Curious JavaScript Quirks Found Rewriting 'Hello, World'
• ~300 words • 1 minute read
I have a silly project on GitHub right now called 101 Hello Worlds. The goal is to come up with 101 unique and convoluted ways to write a function that returns a simple string: Hello, World. It's fun, in the spirit of code golfing and requires you to think outside the box.
Over the course of creating and reviewing submissions for the project I've come across a couple curious JavaScript quirks worth sharing:
Requiring Modules Inside Evals Invoked by Reference
During a recent pairing session with a fellow Recurse Center attendee we stumbled across an odd bit of JavaScript behvior: if you try to eval
a require
statement it will only work if eval
is called directly and will fail if it's invoked by reference.
What does that mean in plain English? It's probably easier to show in code.
This should work:
eval("require('./module.js')")
This should not work:
const e = eval;
e("require('./module.js')")
You will get the error message require is not defined
, which is probably a first if you were like us.

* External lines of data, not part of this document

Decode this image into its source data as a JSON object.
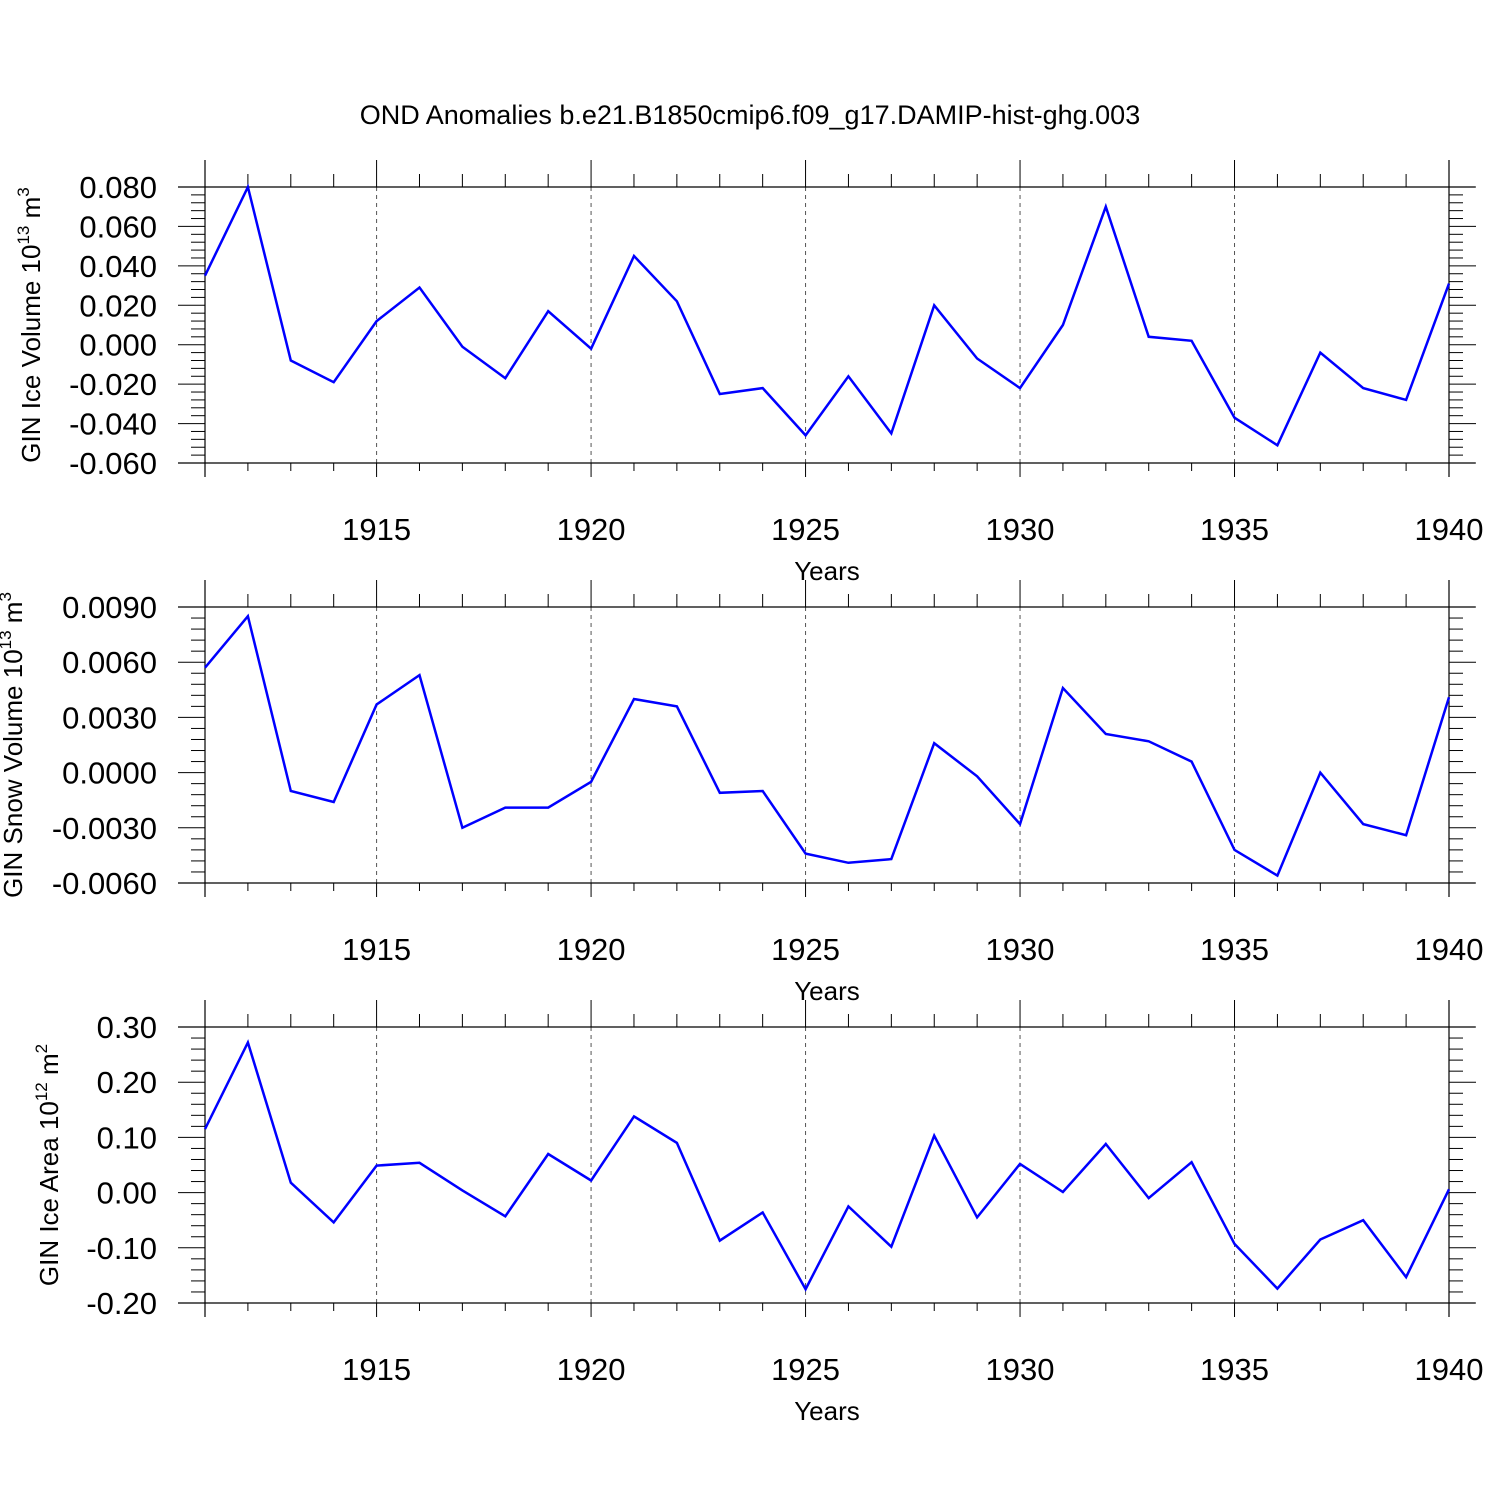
{
  "title": "OND Anomalies b.e21.B1850cmip6.f09_g17.DAMIP-hist-ghg.003",
  "line_color": "#0000ff",
  "chart_data": [
    {
      "type": "line",
      "ylabel": "GIN Ice Volume 10",
      "ylabel_exp": "13",
      "ylabel_unit": " m",
      "ylabel_unit_exp": "3",
      "xlabel": "Years",
      "xlim": [
        1911,
        1940
      ],
      "ylim": [
        -0.06,
        0.08
      ],
      "yticks": [
        "0.080",
        "0.060",
        "0.040",
        "0.020",
        "0.000",
        "-0.020",
        "-0.040",
        "-0.060"
      ],
      "yticks_values": [
        0.08,
        0.06,
        0.04,
        0.02,
        0.0,
        -0.02,
        -0.04,
        -0.06
      ],
      "xticks": [
        "1915",
        "1920",
        "1925",
        "1930",
        "1935",
        "1940"
      ],
      "xticks_values": [
        1915,
        1920,
        1925,
        1930,
        1935,
        1940
      ],
      "grid": "vertical dashed at major x ticks",
      "x": [
        1911,
        1912,
        1913,
        1914,
        1915,
        1916,
        1917,
        1918,
        1919,
        1920,
        1921,
        1922,
        1923,
        1924,
        1925,
        1926,
        1927,
        1928,
        1929,
        1930,
        1931,
        1932,
        1933,
        1934,
        1935,
        1936,
        1937,
        1938,
        1939,
        1940
      ],
      "series": [
        {
          "values": [
            0.035,
            0.08,
            -0.008,
            -0.019,
            0.012,
            0.029,
            -0.001,
            -0.017,
            0.017,
            -0.002,
            0.045,
            0.022,
            -0.025,
            -0.022,
            -0.046,
            -0.016,
            -0.045,
            0.02,
            -0.007,
            -0.022,
            0.01,
            0.07,
            0.004,
            0.002,
            -0.037,
            -0.051,
            -0.004,
            -0.022,
            -0.028,
            0.031
          ]
        }
      ]
    },
    {
      "type": "line",
      "ylabel": "GIN Snow Volume 10",
      "ylabel_exp": "13",
      "ylabel_unit": " m",
      "ylabel_unit_exp": "3",
      "xlabel": "Years",
      "xlim": [
        1911,
        1940
      ],
      "ylim": [
        -0.006,
        0.009
      ],
      "yticks": [
        "0.0090",
        "0.0060",
        "0.0030",
        "0.0000",
        "-0.0030",
        "-0.0060"
      ],
      "yticks_values": [
        0.009,
        0.006,
        0.003,
        0.0,
        -0.003,
        -0.006
      ],
      "xticks": [
        "1915",
        "1920",
        "1925",
        "1930",
        "1935",
        "1940"
      ],
      "xticks_values": [
        1915,
        1920,
        1925,
        1930,
        1935,
        1940
      ],
      "grid": "vertical dashed at major x ticks",
      "x": [
        1911,
        1912,
        1913,
        1914,
        1915,
        1916,
        1917,
        1918,
        1919,
        1920,
        1921,
        1922,
        1923,
        1924,
        1925,
        1926,
        1927,
        1928,
        1929,
        1930,
        1931,
        1932,
        1933,
        1934,
        1935,
        1936,
        1937,
        1938,
        1939,
        1940
      ],
      "series": [
        {
          "values": [
            0.0057,
            0.0085,
            -0.001,
            -0.0016,
            0.0037,
            0.0053,
            -0.003,
            -0.0019,
            -0.0019,
            -0.0005,
            0.004,
            0.0036,
            -0.0011,
            -0.001,
            -0.0044,
            -0.0049,
            -0.0047,
            0.0016,
            -0.0002,
            -0.0028,
            0.0046,
            0.0021,
            0.0017,
            0.0006,
            -0.0042,
            -0.0056,
            0.0,
            -0.0028,
            -0.0034,
            0.0041
          ]
        }
      ]
    },
    {
      "type": "line",
      "ylabel": "GIN Ice Area 10",
      "ylabel_exp": "12",
      "ylabel_unit": " m",
      "ylabel_unit_exp": "2",
      "xlabel": "Years",
      "xlim": [
        1911,
        1940
      ],
      "ylim": [
        -0.2,
        0.3
      ],
      "yticks": [
        "0.30",
        "0.20",
        "0.10",
        "0.00",
        "-0.10",
        "-0.20"
      ],
      "yticks_values": [
        0.3,
        0.2,
        0.1,
        0.0,
        -0.1,
        -0.2
      ],
      "xticks": [
        "1915",
        "1920",
        "1925",
        "1930",
        "1935",
        "1940"
      ],
      "xticks_values": [
        1915,
        1920,
        1925,
        1930,
        1935,
        1940
      ],
      "grid": "vertical dashed at major x ticks",
      "x": [
        1911,
        1912,
        1913,
        1914,
        1915,
        1916,
        1917,
        1918,
        1919,
        1920,
        1921,
        1922,
        1923,
        1924,
        1925,
        1926,
        1927,
        1928,
        1929,
        1930,
        1931,
        1932,
        1933,
        1934,
        1935,
        1936,
        1937,
        1938,
        1939,
        1940
      ],
      "series": [
        {
          "values": [
            0.115,
            0.272,
            0.018,
            -0.054,
            0.049,
            0.054,
            0.004,
            -0.043,
            0.07,
            0.022,
            0.138,
            0.09,
            -0.087,
            -0.036,
            -0.175,
            -0.025,
            -0.098,
            0.103,
            -0.045,
            0.052,
            0.001,
            0.088,
            -0.01,
            0.055,
            -0.093,
            -0.174,
            -0.085,
            -0.05,
            -0.153,
            0.006
          ]
        }
      ]
    }
  ]
}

Why is that? The description over at Mozilla Developer Network says evals invoked by reference will work in the "global" scope instead of the "local" scope. I guess that makes require
unavailable to it in this context, for whatever reason.
Adding to the confusion, when I try these exact same examples from the Node.js REPL both approaches work for me.
Obligatory warning: Never use eval()!.
Tagged Template Strings
Not to be confused with your run-of-the-mill template literals, which I use quite often and find very useful.
Did you know you can do this?
console.log`wtf`
That's not a typo. You're probably used to seeing it formatted more like this:
console.log(`wtf`)
Wes Bos has a nice explanation about tagged template strings that actually makes sense and even provides a use-case for why you might want them.